Аннотация
Whenever fictional ghost stories are written or spoken about, one author is sure to be invoked: M. R. James, Provost successively of King’s College, Cambridge and Eton, and the author of four outstanding collections of ghost stories published between 1904 and 1925.
This anthology is the first to illustrate the extent of James’s influence on the English tradition of ghost fiction. Following James’s lead, the writers represented here conjure up an ordered, placid world into which the supernatural—usually in malevolent form—slowly but surely intrudes itself, a world of country houses, forlorn churches, quiet college quadrangles and damp cathedral crypts, a world in which ancient objects, books, manuscripts and inscriptions provide potent links between the present and a vengeful past.

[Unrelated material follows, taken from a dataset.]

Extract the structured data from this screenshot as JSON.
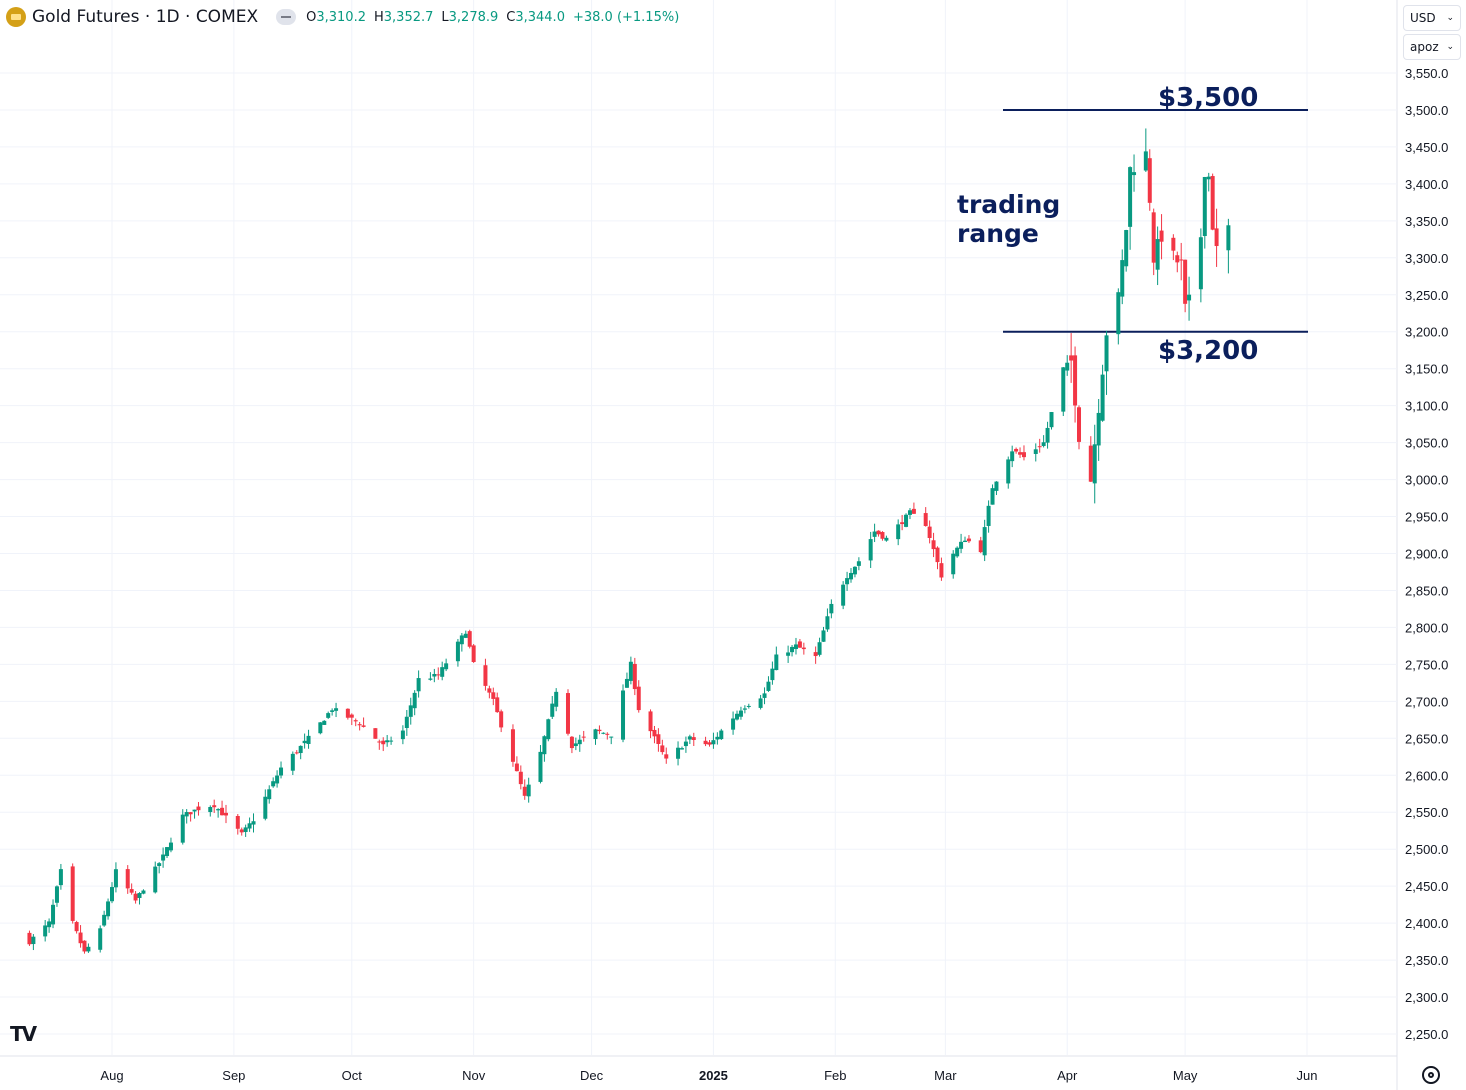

Richard Dalby and Rosemary Pardoe’s selection of 25 of the very best Jamesian stories include several rarities—such as ‘The Stone Coffin’ by the anonymous ‘B’ and Frederick Cowles’s ‘The Strange Affair at Upton Stonewold’—as well as tales by Arthur Gray, R. H. Malden, L. T. C. Rolt, Dermot Chesson Spence, E. G. Swain, Montague Summers, Ramsey Campbell, and David Rowlands. In addition, there is a little-known essay on ghost stories by James himself and a Preface by James’s biographer.